The Federal Election Commission (FEC) has also begun the process of rulemaking around AI, inviting comments on whether current rules should be updated to clarify and specify that “fraudulent misrepresentation” includes “deliberately false AI-generated content in ads or other communications.”

However, none of these proposals has yet been implemented and there are currently no federal limits on the use of AI in political advertisements, even if the ad is intentionally deceptive. Given the inability of the current Congress to pass much of anything in 2023, the lack of federal regulation is likely to remain the status quo as we head into this year’s elections.

Fortunately, states are being somewhat more proactive.

According to Pillsbury, an international law firm with a particular focus on technology, 13 states now have statutes or legislation governing the use of AI in political advertising. Of those, four are governed by a Republican legislative trifecta and seven are governed by a Democratic legislative trifecta. They include the Democratic strongholds of California, New York and Illinois, and the Republican strongholds of Texas, Florida and South Carolina, showing that the issue crosses traditional partisan lines.
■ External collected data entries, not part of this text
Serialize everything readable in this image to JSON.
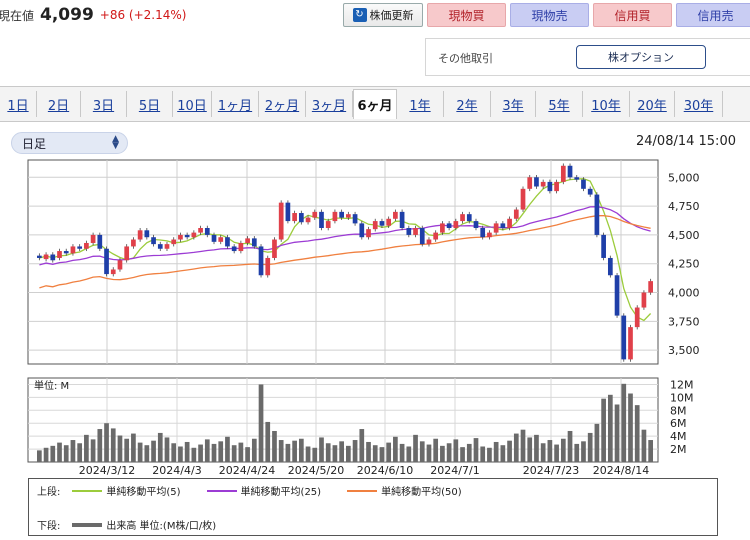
{
  "price": {
    "label": "現在値",
    "value": "4,099",
    "change": "+86 (+2.14%)"
  },
  "buttons": {
    "refresh": "株価更新",
    "cash_buy": "現物買",
    "cash_sell": "現物売",
    "margin_buy": "信用買",
    "margin_sell": "信用売"
  },
  "other": {
    "label": "その他取引",
    "option": "株オプション"
  },
  "tabs": [
    "1日",
    "2日",
    "3日",
    "5日",
    "10日",
    "1ヶ月",
    "2ヶ月",
    "3ヶ月",
    "6ヶ月",
    "1年",
    "2年",
    "3年",
    "5年",
    "10年",
    "20年",
    "30年"
  ],
  "active_tab": "6ヶ月",
  "period_select": "日足",
  "timestamp": "24/08/14 15:00",
  "colors": {
    "up": "#e0404a",
    "down": "#1f3fa8",
    "ma5": "#9ccc3c",
    "ma25": "#9c3cd4",
    "ma50": "#f08040",
    "volume": "#6a6a6a"
  },
  "chart_data": {
    "type": "candlestick",
    "x_ticks": [
      "2024/3/12",
      "2024/4/3",
      "2024/4/24",
      "2024/5/20",
      "2024/6/10",
      "2024/7/1",
      "2024/7/23",
      "2024/8/14"
    ],
    "price_ticks": [
      "5,000",
      "4,750",
      "4,500",
      "4,250",
      "4,000",
      "3,750",
      "3,500"
    ],
    "price_range": [
      3380,
      5150
    ],
    "volume_unit_label": "単位: M",
    "volume_ticks": [
      "12M",
      "10M",
      "8M",
      "6M",
      "4M",
      "2M"
    ],
    "volume_range": [
      0,
      13
    ],
    "candles": [
      [
        4320,
        4300
      ],
      [
        4290,
        4330
      ],
      [
        4330,
        4280
      ],
      [
        4300,
        4360
      ],
      [
        4360,
        4340
      ],
      [
        4340,
        4400
      ],
      [
        4400,
        4380
      ],
      [
        4380,
        4430
      ],
      [
        4430,
        4500
      ],
      [
        4500,
        4380
      ],
      [
        4380,
        4160
      ],
      [
        4160,
        4200
      ],
      [
        4200,
        4280
      ],
      [
        4280,
        4400
      ],
      [
        4400,
        4460
      ],
      [
        4460,
        4540
      ],
      [
        4540,
        4480
      ],
      [
        4480,
        4420
      ],
      [
        4420,
        4380
      ],
      [
        4380,
        4420
      ],
      [
        4420,
        4460
      ],
      [
        4460,
        4500
      ],
      [
        4500,
        4480
      ],
      [
        4480,
        4520
      ],
      [
        4520,
        4560
      ],
      [
        4560,
        4500
      ],
      [
        4500,
        4440
      ],
      [
        4440,
        4480
      ],
      [
        4480,
        4400
      ],
      [
        4400,
        4360
      ],
      [
        4360,
        4430
      ],
      [
        4430,
        4470
      ],
      [
        4470,
        4400
      ],
      [
        4400,
        4150
      ],
      [
        4150,
        4300
      ],
      [
        4300,
        4460
      ],
      [
        4460,
        4780
      ],
      [
        4780,
        4620
      ],
      [
        4620,
        4690
      ],
      [
        4690,
        4610
      ],
      [
        4610,
        4650
      ],
      [
        4650,
        4700
      ],
      [
        4700,
        4560
      ],
      [
        4560,
        4620
      ],
      [
        4620,
        4700
      ],
      [
        4700,
        4650
      ],
      [
        4650,
        4680
      ],
      [
        4680,
        4600
      ],
      [
        4600,
        4480
      ],
      [
        4480,
        4550
      ],
      [
        4550,
        4620
      ],
      [
        4620,
        4580
      ],
      [
        4580,
        4640
      ],
      [
        4640,
        4700
      ],
      [
        4700,
        4560
      ],
      [
        4560,
        4500
      ],
      [
        4500,
        4560
      ],
      [
        4560,
        4420
      ],
      [
        4420,
        4460
      ],
      [
        4460,
        4520
      ],
      [
        4520,
        4600
      ],
      [
        4600,
        4560
      ],
      [
        4560,
        4620
      ],
      [
        4620,
        4680
      ],
      [
        4680,
        4620
      ],
      [
        4620,
        4560
      ],
      [
        4560,
        4480
      ],
      [
        4480,
        4520
      ],
      [
        4520,
        4600
      ],
      [
        4600,
        4560
      ],
      [
        4560,
        4640
      ],
      [
        4640,
        4720
      ],
      [
        4720,
        4900
      ],
      [
        4900,
        5000
      ],
      [
        5000,
        4920
      ],
      [
        4920,
        4960
      ],
      [
        4960,
        4880
      ],
      [
        4880,
        4960
      ],
      [
        4960,
        5100
      ],
      [
        5100,
        5000
      ],
      [
        5000,
        4980
      ],
      [
        4980,
        4900
      ],
      [
        4900,
        4850
      ],
      [
        4850,
        4500
      ],
      [
        4500,
        4300
      ],
      [
        4300,
        4150
      ],
      [
        4150,
        3800
      ],
      [
        3800,
        3420
      ],
      [
        3420,
        3700
      ],
      [
        3700,
        3870
      ],
      [
        3870,
        4000
      ],
      [
        4000,
        4099
      ]
    ],
    "volume": [
      1.8,
      2.2,
      2.5,
      3.0,
      2.6,
      3.4,
      2.9,
      4.2,
      3.5,
      5.1,
      6.0,
      5.2,
      4.1,
      3.6,
      4.4,
      3.0,
      2.6,
      3.3,
      4.5,
      3.8,
      2.9,
      2.4,
      3.1,
      2.2,
      2.7,
      3.5,
      2.8,
      3.2,
      3.9,
      2.6,
      3.0,
      2.3,
      3.6,
      12.0,
      6.2,
      4.8,
      3.4,
      2.8,
      3.3,
      3.6,
      2.4,
      2.2,
      3.8,
      2.9,
      2.6,
      3.2,
      2.5,
      3.4,
      5.1,
      3.1,
      2.6,
      2.3,
      3.0,
      3.9,
      2.8,
      2.4,
      4.2,
      3.2,
      2.7,
      3.6,
      2.5,
      2.9,
      3.5,
      2.3,
      2.8,
      3.7,
      2.4,
      2.2,
      3.1,
      2.6,
      3.3,
      4.4,
      5.0,
      3.8,
      4.2,
      2.9,
      3.4,
      2.7,
      3.6,
      4.8,
      2.8,
      3.2,
      4.5,
      5.9,
      9.8,
      10.4,
      8.9,
      12.1,
      10.6,
      8.8,
      5.0,
      3.4
    ]
  },
  "legend": {
    "upper_label": "上段:",
    "lower_label": "下段:",
    "ma5": "単純移動平均(5)",
    "ma25": "単純移動平均(25)",
    "ma50": "単純移動平均(50)",
    "volume": "出来高 単位:(M株/口/枚)"
  }
}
Additionally, there is good reason to hope that additional states will take action this year. According to the Brennan Center for Justice, 30 states have laws on the books that address AI in some capacity, meaning that champions for AI regulation already exist and have demonstrated a capacity to build successful legislative coalitions that could be used to regulate AI in political advertising.

Congress and lawmakers in states that have yet to regulate AI should take heed and recognize that the time to act is now, while the number of candidates, campaigns and consultants who are fluent in the use of this powerful tool is still limited.

Nevada, unfortunately, will not have another legislative session prior to this year’s elections. We may soon find ourselves treated as lab rats for campaigns testing the limits of appropriate use of technology that can challenge the very nature of evidence-based knowledge and information.As such, we implore Congress to take swift action and keep AI out of political advertising.